A new, smaller version of the Statue of Liberty arrived Wednesday at Ellis Island in New York Harbor, a gift to the United States from France, 135 years after that nation presented the original Lady Liberty to the U.S.
The nearly-three-meter version of the statue arrived in New York after a nine-day journey across the Atlantic Ocean. The bronze statue is on loan for 10 years to the French embassy in Washington from the French National Conservatory of Arts and Crafts (CNAM). For the past decade it stood at the entrance to the National Museum of Arts and Crafts (the Musée des Arts et Métiers) in Paris.
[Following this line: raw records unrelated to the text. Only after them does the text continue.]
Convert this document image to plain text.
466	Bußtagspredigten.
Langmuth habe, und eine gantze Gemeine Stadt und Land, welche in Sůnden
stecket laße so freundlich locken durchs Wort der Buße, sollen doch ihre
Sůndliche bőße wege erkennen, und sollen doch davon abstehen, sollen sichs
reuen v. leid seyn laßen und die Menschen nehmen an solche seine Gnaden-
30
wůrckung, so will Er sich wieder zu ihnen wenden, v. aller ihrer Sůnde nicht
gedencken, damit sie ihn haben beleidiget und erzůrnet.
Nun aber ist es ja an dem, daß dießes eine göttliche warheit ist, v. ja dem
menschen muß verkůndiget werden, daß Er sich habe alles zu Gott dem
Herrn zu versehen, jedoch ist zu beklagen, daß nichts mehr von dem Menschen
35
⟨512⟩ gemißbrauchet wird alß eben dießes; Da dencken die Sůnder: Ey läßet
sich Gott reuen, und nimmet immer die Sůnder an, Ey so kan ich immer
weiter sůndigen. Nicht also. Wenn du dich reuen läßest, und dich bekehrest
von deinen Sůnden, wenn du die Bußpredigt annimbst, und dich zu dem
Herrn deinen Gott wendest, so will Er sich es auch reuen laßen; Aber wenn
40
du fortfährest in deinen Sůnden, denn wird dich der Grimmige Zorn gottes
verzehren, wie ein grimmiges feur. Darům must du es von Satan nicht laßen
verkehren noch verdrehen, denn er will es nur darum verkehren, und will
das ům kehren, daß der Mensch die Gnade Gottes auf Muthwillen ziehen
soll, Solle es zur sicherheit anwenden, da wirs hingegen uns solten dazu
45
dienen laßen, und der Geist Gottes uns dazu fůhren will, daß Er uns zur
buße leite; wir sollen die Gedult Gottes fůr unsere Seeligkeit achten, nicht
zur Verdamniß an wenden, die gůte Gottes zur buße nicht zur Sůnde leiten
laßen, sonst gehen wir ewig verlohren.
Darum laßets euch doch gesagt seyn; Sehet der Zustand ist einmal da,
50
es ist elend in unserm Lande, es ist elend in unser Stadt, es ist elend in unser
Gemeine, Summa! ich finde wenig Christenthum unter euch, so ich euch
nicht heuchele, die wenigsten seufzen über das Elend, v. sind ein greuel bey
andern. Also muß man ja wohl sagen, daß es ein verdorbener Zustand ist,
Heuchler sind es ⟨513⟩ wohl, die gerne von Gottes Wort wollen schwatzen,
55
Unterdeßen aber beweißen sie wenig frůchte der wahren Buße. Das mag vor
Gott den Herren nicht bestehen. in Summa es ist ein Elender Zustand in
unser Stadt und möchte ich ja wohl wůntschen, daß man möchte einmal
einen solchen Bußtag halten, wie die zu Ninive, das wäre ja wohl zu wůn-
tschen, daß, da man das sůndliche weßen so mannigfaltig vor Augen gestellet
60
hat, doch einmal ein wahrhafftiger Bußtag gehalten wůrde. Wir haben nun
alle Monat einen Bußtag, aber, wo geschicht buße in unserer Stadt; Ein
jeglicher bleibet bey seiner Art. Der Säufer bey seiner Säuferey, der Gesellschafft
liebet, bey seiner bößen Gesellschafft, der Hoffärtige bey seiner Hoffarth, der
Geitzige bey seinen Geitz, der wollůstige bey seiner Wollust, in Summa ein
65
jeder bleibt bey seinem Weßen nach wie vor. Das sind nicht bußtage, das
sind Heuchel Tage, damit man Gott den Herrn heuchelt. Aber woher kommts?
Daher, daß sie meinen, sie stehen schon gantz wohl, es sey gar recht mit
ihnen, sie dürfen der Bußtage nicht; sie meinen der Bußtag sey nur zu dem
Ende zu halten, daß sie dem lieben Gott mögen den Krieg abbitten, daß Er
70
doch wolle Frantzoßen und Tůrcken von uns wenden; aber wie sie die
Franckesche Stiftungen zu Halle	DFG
The French news agency reports the replica was created from a 3-D scan of the original plaster model from 1878 used by sculptor Auguste Bartholdi to build “La Liberté enlightening the world” offered by France to the United States in honor of its centennial in 1886.
During a ceremony in Paris earlier in June, as the replica was being packed up to be shipped, CNAM administrator Olivier Faron said the smaller statue is meant to reaffirm the friendship between France and the United States.
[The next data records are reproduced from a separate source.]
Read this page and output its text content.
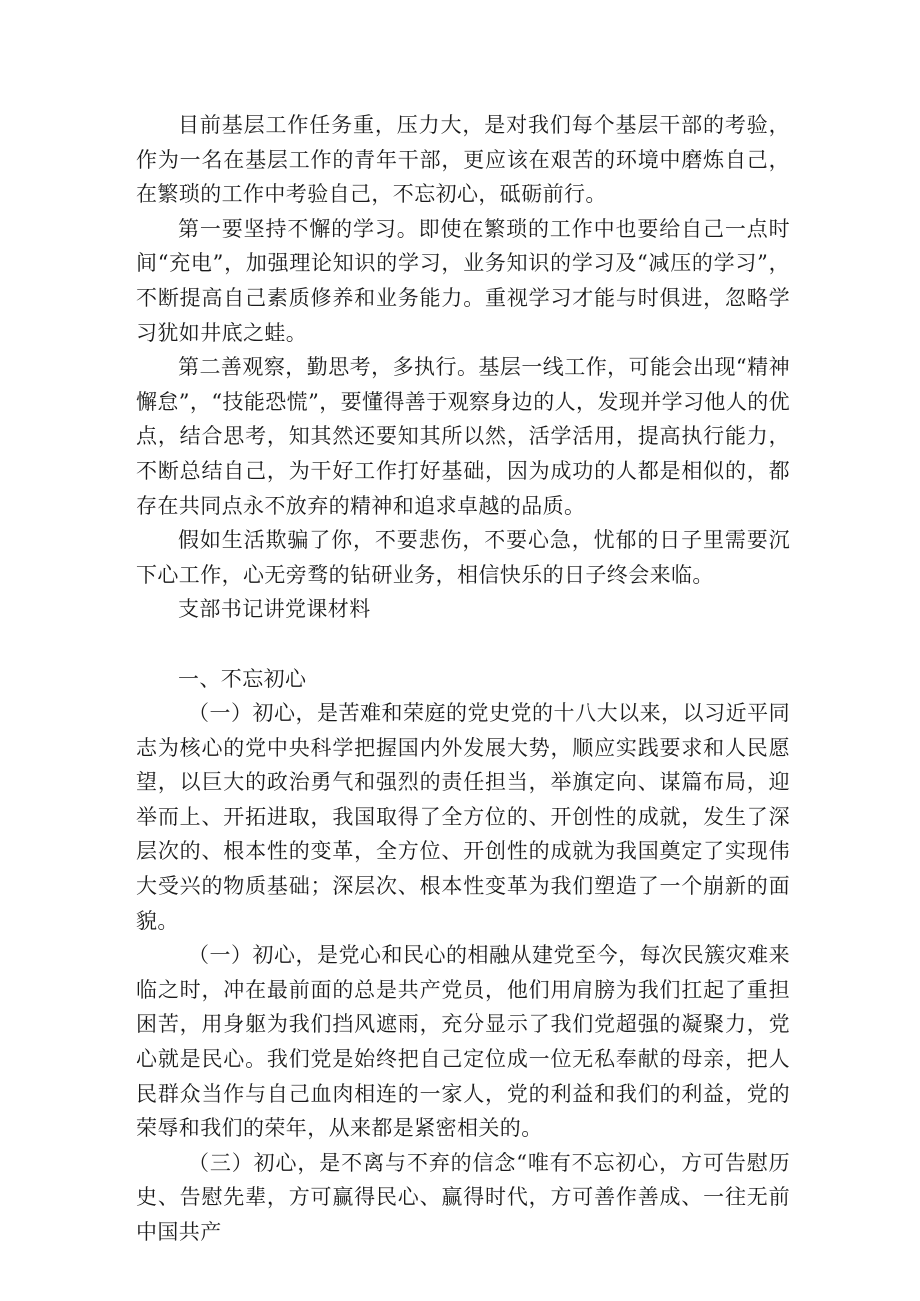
目前基层工作任务重，压力大，是对我们每个基层干部的考验，作为一名在基层工作的青年干部，更应该在艰苦的环境中磨炼自己，在繁琐的工作中考验自己，不忘初心，砥砺前行。

第一要坚持不懈的学习。即使在繁琐的工作中也要给自己一点时间“充电”，加强理论知识的学习，业务知识的学习及“减压的学习”，不断提高自己素质修养和业务能力。重视学习才能与时俱进，忽略学习犹如井底之蛙。

第二善观察，勤思考，多执行。基层一线工作，可能会出现“精神懈怠”，“技能恐慌”，要懂得善于观察身边的人，发现并学习他人的优点，结合思考，知其然还要知其所以然，活学活用，提高执行能力，不断总结自己，为干好工作打好基础，因为成功的人都是相似的，都存在共同点永不放弃的精神和追求卓越的品质。

假如生活欺骗了你，不要悲伤，不要心急，忧郁的日子里需要沉下心工作，心无旁骛的钻研业务，相信快乐的日子终会来临。

支部书记讲党课材料

一、不忘初心

（一）初心，是苦难和荣庭的党史党的十八大以来，以习近平同志为核心的党中央科学把握国内外发展大势，顺应实践要求和人民愿望，以巨大的政治勇气和强烈的责任担当，举旗定向、谋篇布局，迎举而上、开拓进取，我国取得了全方位的、开创性的成就，发生了深层次的、根本性的变革，全方位、开创性的成就为我国奠定了实现伟大受兴的物质基础；深层次、根本性变革为我们塑造了一个崩新的面貌。

（一）初心，是党心和民心的相融从建党至今，每次民簇灾难来临之时，冲在最前面的总是共产党员，他们用肩膀为我们扛起了重担困苦，用身躯为我们挡风遮雨，充分显示了我们党超强的凝聚力，党心就是民心。我们党是始终把自己定位成一位无私奉献的母亲，把人民群众当作与自己血肉相连的一家人，党的利益和我们的利益，党的荣辱和我们的荣年，从来都是紧密相关的。

（三）初心，是不离与不弃的信念“唯有不忘初心，方可告慰历史、告慰先辈，方可赢得民心、赢得时代，方可善作善成、一往无前中国共产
At the same ceremony, the interim deputy head of mission at the U.S. embassy in Paris, Liam Wasley, called the replica a reminder of the strong links between the U.S. and France, “the liberty that we share and the importance that each generation maintain that liberty.”
The new “little sister” Statue of Liberty will be formally welcomed in a ceremony Thursday and stand facing its 93-meter big sister through July 4 Independence Day celebrations.
It will then be shipped to Washington to be installed at the French ambassador’s residence. The “little sister” will be unveiled there beginning July 14, France’s Bastille Day, and remain there for 10 years.